A surge of new facilities opened between 2015 and 2016, but warehouse employment grew by just 3 percent in that span.

The growth of e-commerce prompted numerous companies to build new warehouses to ship their products to customers — particularly in Southern California's "Inland Empire."

But the Los Angeles Times notes that the increasingly sophisticated systems in those warehouses mean that the building boom isn't leading to all that many more jobs.

Employment in California's warehouses sagged in the wake of the Great Recession and climbed narrowly in 2011, 2012 and 2013, according to federal labor statistics, before accelerating to 14 percent and 13 percent job growth, respectively, in 2014 and 2015.

A surge of new facilities opened between 2015 and 2016, but the numbers for the 12-month window ending in October showed that warehouse employment grew by just 3 percent in that span.

Experts blamed automation and warned that more than 100,000 California warehouse jobs largely staffed by blue-collar employees could be at risk.

Although the new warehouses are considerably more efficient that their predecessors — and often pay their workers more — they tend to need fewer people to store and ship more goods.

The Times pointed to footwear maker Skechers as an anecdotal example.

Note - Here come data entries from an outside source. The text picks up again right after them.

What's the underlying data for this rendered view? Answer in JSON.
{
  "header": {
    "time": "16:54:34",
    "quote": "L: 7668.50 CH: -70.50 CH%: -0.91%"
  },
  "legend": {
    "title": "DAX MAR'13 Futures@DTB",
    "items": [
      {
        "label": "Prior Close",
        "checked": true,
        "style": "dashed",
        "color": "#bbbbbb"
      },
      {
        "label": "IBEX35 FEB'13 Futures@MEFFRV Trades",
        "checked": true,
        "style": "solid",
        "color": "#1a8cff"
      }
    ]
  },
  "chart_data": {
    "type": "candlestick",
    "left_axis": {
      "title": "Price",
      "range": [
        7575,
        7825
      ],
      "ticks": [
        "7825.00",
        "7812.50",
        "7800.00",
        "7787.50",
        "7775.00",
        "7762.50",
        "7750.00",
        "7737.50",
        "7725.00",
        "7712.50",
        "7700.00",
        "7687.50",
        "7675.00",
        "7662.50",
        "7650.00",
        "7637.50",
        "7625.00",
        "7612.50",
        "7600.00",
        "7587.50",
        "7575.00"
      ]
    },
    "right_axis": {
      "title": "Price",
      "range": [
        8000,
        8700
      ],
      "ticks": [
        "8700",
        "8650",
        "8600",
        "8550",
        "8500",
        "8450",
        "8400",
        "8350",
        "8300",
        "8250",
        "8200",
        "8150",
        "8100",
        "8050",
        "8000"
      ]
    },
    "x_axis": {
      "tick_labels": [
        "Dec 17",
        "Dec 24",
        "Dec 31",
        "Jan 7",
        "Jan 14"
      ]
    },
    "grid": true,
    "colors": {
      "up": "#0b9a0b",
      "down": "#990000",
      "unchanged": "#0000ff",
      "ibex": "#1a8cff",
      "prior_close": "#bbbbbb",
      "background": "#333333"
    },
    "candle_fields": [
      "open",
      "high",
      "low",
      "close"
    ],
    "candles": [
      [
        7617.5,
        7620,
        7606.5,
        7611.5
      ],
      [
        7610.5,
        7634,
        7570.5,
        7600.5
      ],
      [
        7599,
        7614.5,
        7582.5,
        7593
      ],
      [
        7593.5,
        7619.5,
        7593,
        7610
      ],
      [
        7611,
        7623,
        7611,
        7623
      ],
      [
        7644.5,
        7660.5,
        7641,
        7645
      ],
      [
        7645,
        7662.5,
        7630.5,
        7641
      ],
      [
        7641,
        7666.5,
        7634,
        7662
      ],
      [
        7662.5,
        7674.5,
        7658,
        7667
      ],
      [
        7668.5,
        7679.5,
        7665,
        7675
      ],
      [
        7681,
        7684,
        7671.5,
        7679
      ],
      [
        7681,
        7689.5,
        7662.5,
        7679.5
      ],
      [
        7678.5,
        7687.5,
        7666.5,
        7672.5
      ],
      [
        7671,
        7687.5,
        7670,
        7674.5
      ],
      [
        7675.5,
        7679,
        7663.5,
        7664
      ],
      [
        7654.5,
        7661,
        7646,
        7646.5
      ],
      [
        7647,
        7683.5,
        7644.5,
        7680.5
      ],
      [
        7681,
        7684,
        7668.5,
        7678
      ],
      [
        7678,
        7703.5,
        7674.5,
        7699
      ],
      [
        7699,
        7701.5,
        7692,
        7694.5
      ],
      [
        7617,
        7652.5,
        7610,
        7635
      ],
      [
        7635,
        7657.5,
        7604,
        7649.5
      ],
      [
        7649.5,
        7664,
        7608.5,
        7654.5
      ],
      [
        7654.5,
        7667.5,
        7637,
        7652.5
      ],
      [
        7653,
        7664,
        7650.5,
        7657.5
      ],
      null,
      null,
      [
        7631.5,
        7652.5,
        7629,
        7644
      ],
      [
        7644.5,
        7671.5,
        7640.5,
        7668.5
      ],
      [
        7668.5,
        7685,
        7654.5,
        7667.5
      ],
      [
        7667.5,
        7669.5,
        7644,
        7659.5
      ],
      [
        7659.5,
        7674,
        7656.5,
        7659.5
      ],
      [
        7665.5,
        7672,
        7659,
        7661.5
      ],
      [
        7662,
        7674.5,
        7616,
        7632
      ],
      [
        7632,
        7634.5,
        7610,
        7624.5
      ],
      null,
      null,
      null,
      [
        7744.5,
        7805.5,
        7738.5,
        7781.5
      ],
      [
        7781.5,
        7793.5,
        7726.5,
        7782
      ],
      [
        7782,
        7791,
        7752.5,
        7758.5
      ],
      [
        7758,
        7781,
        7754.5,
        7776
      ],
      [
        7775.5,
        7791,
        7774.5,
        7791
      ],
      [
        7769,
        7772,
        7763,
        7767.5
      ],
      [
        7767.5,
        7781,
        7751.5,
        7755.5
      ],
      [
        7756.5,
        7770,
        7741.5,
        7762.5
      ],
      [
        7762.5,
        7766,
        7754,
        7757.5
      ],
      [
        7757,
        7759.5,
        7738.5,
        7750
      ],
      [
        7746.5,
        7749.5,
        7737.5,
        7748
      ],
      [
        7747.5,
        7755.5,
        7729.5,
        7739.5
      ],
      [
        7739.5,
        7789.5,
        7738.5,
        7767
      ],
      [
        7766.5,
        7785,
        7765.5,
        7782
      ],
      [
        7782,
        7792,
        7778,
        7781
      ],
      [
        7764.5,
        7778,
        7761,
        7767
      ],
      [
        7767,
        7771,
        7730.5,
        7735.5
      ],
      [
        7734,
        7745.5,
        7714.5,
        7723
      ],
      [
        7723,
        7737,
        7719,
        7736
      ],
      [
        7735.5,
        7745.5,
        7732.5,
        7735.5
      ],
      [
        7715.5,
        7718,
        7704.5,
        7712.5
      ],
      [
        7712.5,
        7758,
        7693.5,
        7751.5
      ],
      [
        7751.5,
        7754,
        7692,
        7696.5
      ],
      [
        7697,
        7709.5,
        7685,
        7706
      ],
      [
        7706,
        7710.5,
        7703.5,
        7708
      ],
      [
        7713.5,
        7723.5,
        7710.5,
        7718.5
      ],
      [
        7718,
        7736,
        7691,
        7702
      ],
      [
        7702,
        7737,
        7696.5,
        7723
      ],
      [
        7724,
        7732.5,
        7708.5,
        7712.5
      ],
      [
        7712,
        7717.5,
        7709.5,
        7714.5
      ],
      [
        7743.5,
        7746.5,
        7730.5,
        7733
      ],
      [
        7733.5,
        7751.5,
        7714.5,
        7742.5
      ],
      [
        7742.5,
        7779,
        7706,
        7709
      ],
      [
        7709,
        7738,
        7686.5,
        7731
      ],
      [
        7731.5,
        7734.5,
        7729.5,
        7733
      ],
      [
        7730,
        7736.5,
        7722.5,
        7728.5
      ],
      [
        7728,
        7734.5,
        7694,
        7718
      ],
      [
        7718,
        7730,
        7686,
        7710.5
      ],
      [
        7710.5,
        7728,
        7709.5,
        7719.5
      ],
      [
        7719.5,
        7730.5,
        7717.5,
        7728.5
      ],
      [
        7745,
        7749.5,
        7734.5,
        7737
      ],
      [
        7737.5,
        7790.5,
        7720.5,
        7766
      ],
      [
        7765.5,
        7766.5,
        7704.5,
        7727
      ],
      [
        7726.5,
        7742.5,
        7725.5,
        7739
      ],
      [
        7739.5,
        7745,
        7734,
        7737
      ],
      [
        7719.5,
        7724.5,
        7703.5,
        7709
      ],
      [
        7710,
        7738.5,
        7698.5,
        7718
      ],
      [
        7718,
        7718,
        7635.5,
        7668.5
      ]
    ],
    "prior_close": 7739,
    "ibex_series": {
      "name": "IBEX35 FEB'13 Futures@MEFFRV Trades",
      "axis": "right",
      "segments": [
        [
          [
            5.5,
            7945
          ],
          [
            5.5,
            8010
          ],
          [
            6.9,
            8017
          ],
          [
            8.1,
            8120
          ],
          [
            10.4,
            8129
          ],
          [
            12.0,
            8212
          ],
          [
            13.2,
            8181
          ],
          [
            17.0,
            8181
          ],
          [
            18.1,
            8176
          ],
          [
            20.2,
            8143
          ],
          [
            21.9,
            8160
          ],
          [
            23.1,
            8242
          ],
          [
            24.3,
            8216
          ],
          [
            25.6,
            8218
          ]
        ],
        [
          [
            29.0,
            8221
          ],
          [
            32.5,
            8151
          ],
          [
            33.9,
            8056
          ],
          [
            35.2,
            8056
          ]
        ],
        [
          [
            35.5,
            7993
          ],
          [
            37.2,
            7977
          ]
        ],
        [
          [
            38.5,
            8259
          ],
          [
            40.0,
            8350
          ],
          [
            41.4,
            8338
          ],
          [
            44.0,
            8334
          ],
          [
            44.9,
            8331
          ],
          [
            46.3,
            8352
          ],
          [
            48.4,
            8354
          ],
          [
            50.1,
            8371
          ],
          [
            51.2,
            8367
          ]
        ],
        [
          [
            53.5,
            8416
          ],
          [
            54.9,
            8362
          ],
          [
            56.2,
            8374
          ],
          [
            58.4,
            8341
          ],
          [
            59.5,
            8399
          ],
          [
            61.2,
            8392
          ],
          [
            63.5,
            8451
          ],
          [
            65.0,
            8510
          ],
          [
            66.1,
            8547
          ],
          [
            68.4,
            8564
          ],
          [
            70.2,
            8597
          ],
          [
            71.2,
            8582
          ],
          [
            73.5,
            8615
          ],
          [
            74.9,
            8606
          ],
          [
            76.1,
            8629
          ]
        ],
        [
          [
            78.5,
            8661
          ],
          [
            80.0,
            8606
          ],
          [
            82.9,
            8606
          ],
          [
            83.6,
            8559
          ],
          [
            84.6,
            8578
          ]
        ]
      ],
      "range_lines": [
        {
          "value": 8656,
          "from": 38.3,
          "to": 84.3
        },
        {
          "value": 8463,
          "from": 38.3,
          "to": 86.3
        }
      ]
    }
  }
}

The company opened a sprawling warehouse in Moreno Valley that allows it to turn out twice as many shoes as its previous operations. As a result, the company closed five facilities in nearby Ontario that employed about 1,200 people; just 550 work at the new facility.

“You have to become more efficient. It’s the only way to upgrade," Skechers CFO David Weinberg told the paper. "You can’t always be looking for cheap labor."